Sorting by depth shows whether the worst drawdowns cluster early or late in the backtest. Sorting by duration reveals whether recovery times are trending longer — a potential sign of edge decay.

Cross-Referencing with Other Cards

Drawdown data becomes most diagnostic when combined with other dashboard cards.

Drawdown + Exposure

The Exposure Timeline shows when the strategy was in the market. Overlaying this with the underwater curve reveals whether drawdowns happen during active trading periods or bridge the gaps between positions. A strategy that goes underwater while flat is experiencing slippage from missed opportunities, not trading losses — a subtly different problem with different solutions.

Drawdown + Regimes

The Regime Coverage modal shows which market conditions the strategy experienced. If the deepest drawdown coincides with a shift from Low to High volatility (visible in the regime transition count), the strategy may have a regime vulnerability. This is actionable information — you could add a volatility filter to avoid entering during hostile conditions.

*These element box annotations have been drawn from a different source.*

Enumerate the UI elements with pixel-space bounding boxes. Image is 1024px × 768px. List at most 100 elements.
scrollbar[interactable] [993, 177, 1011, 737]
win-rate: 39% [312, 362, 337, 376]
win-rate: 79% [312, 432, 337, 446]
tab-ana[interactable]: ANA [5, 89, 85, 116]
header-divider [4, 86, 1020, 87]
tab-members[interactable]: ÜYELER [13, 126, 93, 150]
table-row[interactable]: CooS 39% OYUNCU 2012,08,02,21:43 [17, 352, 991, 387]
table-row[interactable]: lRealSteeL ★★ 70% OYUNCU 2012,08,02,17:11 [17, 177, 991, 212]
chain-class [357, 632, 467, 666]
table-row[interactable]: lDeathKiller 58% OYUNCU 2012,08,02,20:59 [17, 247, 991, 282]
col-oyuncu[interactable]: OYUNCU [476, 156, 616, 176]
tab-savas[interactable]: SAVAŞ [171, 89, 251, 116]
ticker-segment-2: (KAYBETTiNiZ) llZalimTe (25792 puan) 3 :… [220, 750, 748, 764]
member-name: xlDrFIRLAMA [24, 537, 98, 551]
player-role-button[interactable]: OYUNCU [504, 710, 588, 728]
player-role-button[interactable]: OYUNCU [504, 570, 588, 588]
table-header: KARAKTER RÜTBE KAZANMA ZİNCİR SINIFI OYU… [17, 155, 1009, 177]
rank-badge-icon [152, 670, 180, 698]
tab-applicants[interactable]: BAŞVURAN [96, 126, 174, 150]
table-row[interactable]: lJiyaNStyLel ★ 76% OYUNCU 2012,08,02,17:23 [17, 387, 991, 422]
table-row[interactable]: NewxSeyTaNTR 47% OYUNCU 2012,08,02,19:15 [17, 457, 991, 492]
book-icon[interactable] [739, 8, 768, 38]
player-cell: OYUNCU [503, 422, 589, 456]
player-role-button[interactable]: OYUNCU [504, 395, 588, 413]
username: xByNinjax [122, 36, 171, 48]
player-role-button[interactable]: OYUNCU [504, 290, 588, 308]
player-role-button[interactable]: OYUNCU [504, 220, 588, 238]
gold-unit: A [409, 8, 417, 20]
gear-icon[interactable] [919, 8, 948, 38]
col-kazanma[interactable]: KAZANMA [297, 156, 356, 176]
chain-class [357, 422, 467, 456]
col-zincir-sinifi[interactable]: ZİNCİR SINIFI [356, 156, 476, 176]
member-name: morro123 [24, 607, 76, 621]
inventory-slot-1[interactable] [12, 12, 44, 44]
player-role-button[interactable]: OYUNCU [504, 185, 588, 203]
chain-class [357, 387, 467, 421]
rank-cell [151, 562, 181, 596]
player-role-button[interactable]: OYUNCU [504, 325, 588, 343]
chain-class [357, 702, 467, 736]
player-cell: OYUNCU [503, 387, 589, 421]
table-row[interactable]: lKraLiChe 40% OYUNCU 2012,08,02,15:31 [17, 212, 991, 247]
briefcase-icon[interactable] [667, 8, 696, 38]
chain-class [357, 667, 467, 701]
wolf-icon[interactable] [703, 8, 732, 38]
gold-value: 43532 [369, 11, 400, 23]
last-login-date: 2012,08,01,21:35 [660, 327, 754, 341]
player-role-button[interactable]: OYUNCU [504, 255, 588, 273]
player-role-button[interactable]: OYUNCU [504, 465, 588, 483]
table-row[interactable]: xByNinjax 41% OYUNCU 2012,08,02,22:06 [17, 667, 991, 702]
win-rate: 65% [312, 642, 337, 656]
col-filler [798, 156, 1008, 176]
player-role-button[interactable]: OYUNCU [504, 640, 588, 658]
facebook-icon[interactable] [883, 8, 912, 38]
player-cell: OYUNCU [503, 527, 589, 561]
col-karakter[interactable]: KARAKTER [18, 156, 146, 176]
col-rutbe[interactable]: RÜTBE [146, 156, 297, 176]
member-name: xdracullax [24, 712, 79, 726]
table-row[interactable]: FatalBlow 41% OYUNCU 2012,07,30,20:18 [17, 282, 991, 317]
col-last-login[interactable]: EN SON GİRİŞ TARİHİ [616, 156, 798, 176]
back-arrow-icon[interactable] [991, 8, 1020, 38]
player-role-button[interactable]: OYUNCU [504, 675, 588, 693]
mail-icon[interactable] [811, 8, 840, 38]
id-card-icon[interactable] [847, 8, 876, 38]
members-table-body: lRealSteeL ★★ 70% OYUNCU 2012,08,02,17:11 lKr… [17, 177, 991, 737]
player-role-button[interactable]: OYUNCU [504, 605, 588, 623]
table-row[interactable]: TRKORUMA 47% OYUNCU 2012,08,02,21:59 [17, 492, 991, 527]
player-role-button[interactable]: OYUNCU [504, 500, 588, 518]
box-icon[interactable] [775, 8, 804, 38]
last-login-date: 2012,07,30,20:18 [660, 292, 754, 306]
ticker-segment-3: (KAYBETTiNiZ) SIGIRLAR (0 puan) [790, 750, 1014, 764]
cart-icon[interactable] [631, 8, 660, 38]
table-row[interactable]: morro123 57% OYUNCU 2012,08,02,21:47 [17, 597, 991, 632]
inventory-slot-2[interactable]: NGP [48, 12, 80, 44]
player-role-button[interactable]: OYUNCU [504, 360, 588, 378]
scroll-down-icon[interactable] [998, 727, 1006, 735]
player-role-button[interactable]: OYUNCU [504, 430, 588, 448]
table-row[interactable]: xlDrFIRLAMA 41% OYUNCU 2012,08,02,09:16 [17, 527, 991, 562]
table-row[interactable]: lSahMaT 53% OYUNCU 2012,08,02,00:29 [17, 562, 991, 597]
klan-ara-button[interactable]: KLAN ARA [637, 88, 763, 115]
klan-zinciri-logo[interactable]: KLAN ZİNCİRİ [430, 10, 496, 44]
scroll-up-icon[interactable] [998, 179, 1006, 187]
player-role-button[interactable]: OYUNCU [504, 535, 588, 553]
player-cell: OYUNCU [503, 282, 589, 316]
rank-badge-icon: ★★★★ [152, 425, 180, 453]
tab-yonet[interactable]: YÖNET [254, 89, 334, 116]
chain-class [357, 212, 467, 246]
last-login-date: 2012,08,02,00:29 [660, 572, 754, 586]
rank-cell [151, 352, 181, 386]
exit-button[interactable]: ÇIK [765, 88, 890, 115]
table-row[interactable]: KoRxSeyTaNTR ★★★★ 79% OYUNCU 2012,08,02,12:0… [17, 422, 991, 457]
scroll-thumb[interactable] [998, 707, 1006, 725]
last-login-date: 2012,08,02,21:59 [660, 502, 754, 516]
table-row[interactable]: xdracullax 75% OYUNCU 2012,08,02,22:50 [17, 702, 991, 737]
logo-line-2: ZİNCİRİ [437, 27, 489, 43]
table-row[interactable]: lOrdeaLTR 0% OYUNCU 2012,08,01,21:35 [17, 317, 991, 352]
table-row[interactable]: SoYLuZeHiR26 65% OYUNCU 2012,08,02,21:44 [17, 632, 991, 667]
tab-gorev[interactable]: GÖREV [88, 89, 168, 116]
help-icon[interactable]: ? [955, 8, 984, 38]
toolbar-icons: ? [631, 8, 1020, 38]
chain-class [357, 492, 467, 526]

Drawdown + Performance Metrics

The Performance Metrics card shows the Calmar ratio (annualised return divided by maximum drawdown). A Calmar above 1.0 means the strategy returned more per year than its worst drawdown. Below 0.5 means negative risk-adjusted returns in the worst case. Cross-referencing the max drawdown from this modal with the Calmar ratio gives a complete picture of return-per-unit-of-pain.

Drawdown + Behaviour

The Behaviour card's streak analysis shows how sequences of wins and losses unfold. A max losing streak of 9 (as in this strategy) likely contributed to the deep and prolonged drawdown periods. Knowing that losses come in extended runs helps calibrate expectations — the drawdown profile is a consequence of the behavioural pattern, not an independent phenomenon.

The Practical Question

After studying the drawdown modal, the question is always the same: could you hold through this? A maximum drawdown of 26.4% lasting 1,268 days means your account would have been below its peak for nearly three and a half years. The median recovery of 18 days offers hope — most dips resolve quickly — but the 1,323-day stagnation period means there was a stretch where the strategy made no forward progress for over 3.5 years. That is the real test of conviction, and no backtest can tell you whether you'd pass it.